We thank the referee for their insightful comments, which help improve the rigor of our work. We address the concerns about validating the approximations of our explainers point by point below. We agree that additional synthetic validation experiments would enhance the manuscript and plan to incorporate them in the revised version.

read point-by-point responses
  1. Referee: [Experiments (likely §4–5) and Method (KernelSHAP / Owen decomposition description)] The central empirical claims (outperformance over SOTA and the TGAT timestamp bug diagnosis) rest on the fidelity of the KernelSHAP-based event contributions and their Owen decomposition. No section reports a controlled validation comparing the approximate scores against exact Shapley values computed by enumeration on synthetic temporal graphs with known ground-truth contributions. Without such a check, it remains possible that the reported superiority and the bug diagnosis are influenced by sampling bias arising from temporal ordering and message-passing dependencies.

    Authors: We acknowledge the importance of verifying the fidelity of our KernelSHAP approximations against exact Shapley values. Computing exact values is computationally intractable for graphs with more than a small number of events due to the 2^n complexity. However, to address this, we will add a controlled experiment on small synthetic temporal graphs where exact enumeration is feasible. These graphs will have known ground-truth contributions, allowing direct comparison of our approximate event-level Shapley values and the Owen decomposition to the exact ones. This will specifically test for any sampling bias from temporal dependencies and include the sparse-explanation setting. We expect this to confirm the reliability of our reported results and the bug diagnosis. revision: yes

  2. Referee: [Method and Experiments sections] The weakest assumption—that KernelSHAP coalitions sampled from a background distribution faithfully capture non-additive temporal interactions—is not stress-tested. The manuscript should include at least one synthetic experiment where exact vs. approximate values can be compared directly, especially for the sparse-explanation regime highlighted in the abstract.

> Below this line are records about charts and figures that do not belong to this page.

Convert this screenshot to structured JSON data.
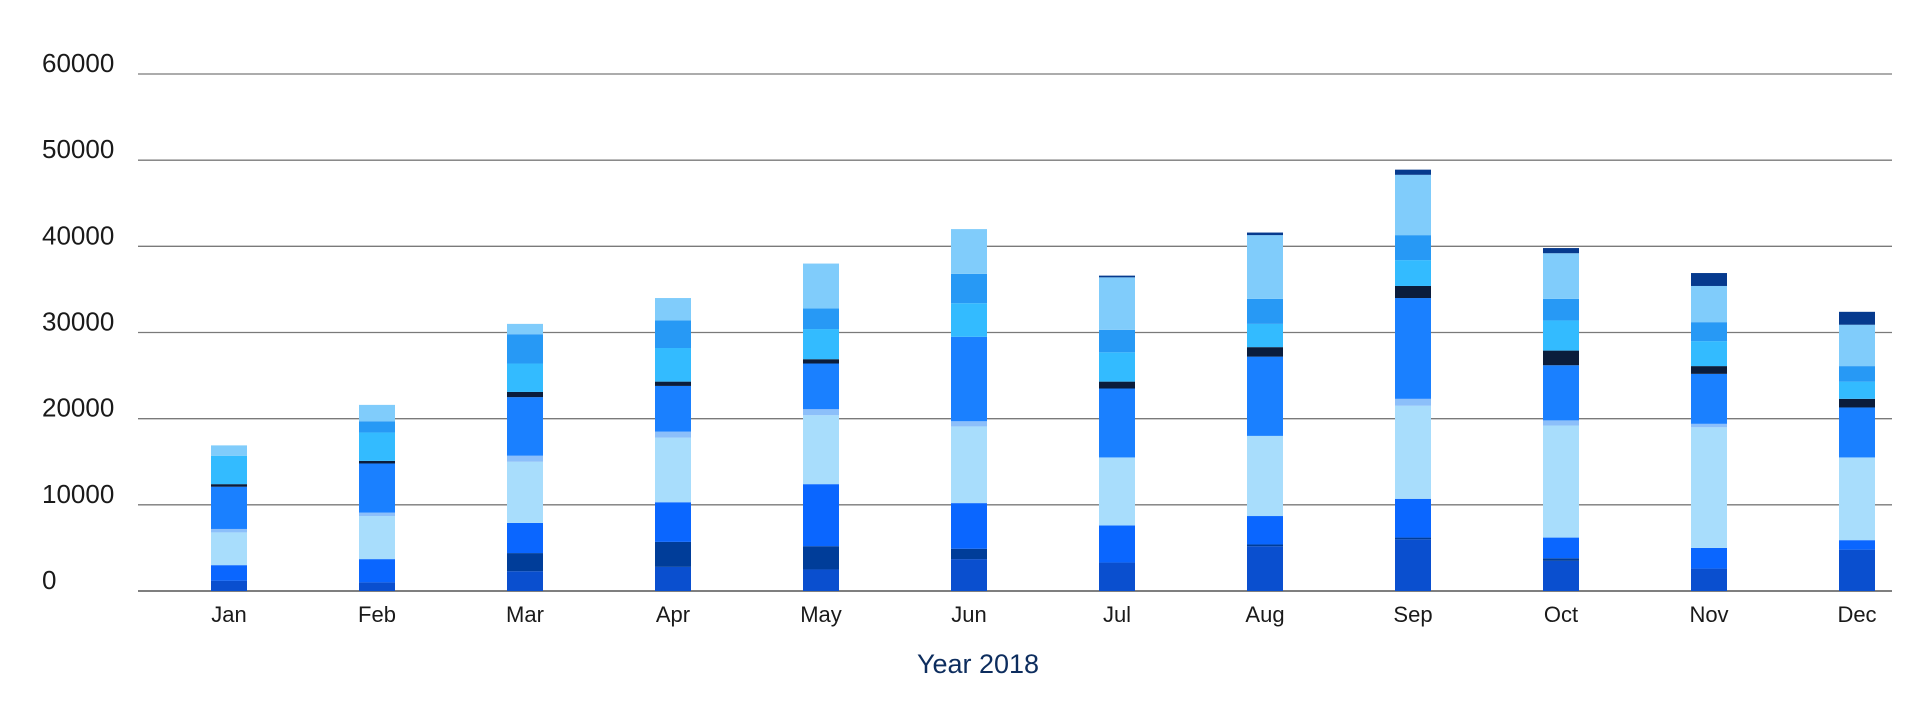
{
  "chart_data": {
    "type": "bar",
    "stacked": true,
    "xlabel": "Year 2018",
    "ylabel": "",
    "ylim": [
      0,
      60000
    ],
    "yticks": [
      "0",
      "10000",
      "20000",
      "30000",
      "40000",
      "50000",
      "60000"
    ],
    "grid": true,
    "categories": [
      "Jan",
      "Feb",
      "Mar",
      "Apr",
      "May",
      "Jun",
      "Jul",
      "Aug",
      "Sep",
      "Oct",
      "Nov",
      "Dec"
    ],
    "series": [
      {
        "color": "#0a4fcf",
        "values": [
          1200,
          1000,
          2300,
          2800,
          2500,
          3700,
          3300,
          5200,
          6000,
          3500,
          2600,
          4800
        ]
      },
      {
        "color": "#003d99",
        "values": [
          0,
          0,
          2100,
          2900,
          2700,
          1200,
          0,
          200,
          200,
          300,
          0,
          0
        ]
      },
      {
        "color": "#0a66ff",
        "values": [
          1800,
          2700,
          3500,
          4600,
          7200,
          5300,
          4300,
          3300,
          4500,
          2400,
          2400,
          1100
        ]
      },
      {
        "color": "#a8ddfc",
        "values": [
          3800,
          5000,
          7100,
          7500,
          8000,
          8900,
          7900,
          9300,
          10800,
          13000,
          14000,
          9600
        ]
      },
      {
        "color": "#8cbffa",
        "values": [
          400,
          400,
          700,
          700,
          700,
          600,
          0,
          0,
          800,
          600,
          400,
          0
        ]
      },
      {
        "color": "#1a80ff",
        "values": [
          4900,
          5700,
          6800,
          5300,
          5300,
          9800,
          8000,
          9200,
          11700,
          6400,
          5800,
          5800
        ]
      },
      {
        "color": "#0b1d3c",
        "values": [
          300,
          300,
          600,
          500,
          500,
          0,
          800,
          1100,
          1400,
          1700,
          900,
          1000
        ]
      },
      {
        "color": "#33bbff",
        "values": [
          3300,
          3300,
          3300,
          3900,
          3500,
          3900,
          3400,
          2700,
          3000,
          3500,
          2900,
          2000
        ]
      },
      {
        "color": "#2799f5",
        "values": [
          0,
          1300,
          3400,
          3200,
          2400,
          3400,
          2600,
          2900,
          2900,
          2500,
          2200,
          1800
        ]
      },
      {
        "color": "#80ccfb",
        "values": [
          1200,
          1900,
          1200,
          2600,
          5200,
          5200,
          6100,
          7400,
          7000,
          5300,
          4200,
          4800
        ]
      },
      {
        "color": "#063a8e",
        "values": [
          0,
          0,
          0,
          0,
          0,
          0,
          200,
          300,
          600,
          600,
          1500,
          1500
        ]
      }
    ]
  }
}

    Authors: We agree that stress-testing the core assumption of KernelSHAP in the context of temporal interactions is necessary. In the revision, we will include at least one synthetic experiment on small temporal graphs enabling exact Shapley computation. This experiment will compare exact and approximate values, focusing on non-additive interactions and the sparse regime. Such validation will demonstrate that the sampled coalitions effectively capture the relevant dependencies, thereby supporting the outperformance claims and the practical utility of the feature-level explainer. revision: yes

Circularity Check

0 steps flagged

No circularity: standard Shapley application to new domain

full rationale

The paper defines event-level and feature-level explainers by directly applying the existing KernelSHAP algorithm and Owen-value decomposition to TGNN predictions. No equation or claim reduces a result to its own fitted inputs or self-citations; performance metrics and the TGAT timestamp observation are empirical outcomes from running the off-the-shelf methods on public datasets. The derivation chain consists of standard references to Shapley (1953), Owen (1977), and Lundberg et al. (2017) without load-bearing self-citation or ansatz smuggling. The central claims therefore remain independent of the paper's own outputs.

Axiom & Free-Parameter Ledger

0 free parameters · 0 axioms · 0 invented entities

Abstract-only review provides no explicit free parameters, axioms, or invented entities; the approach relies on standard Shapley value theory and KernelSHAP approximation without additional postulates described.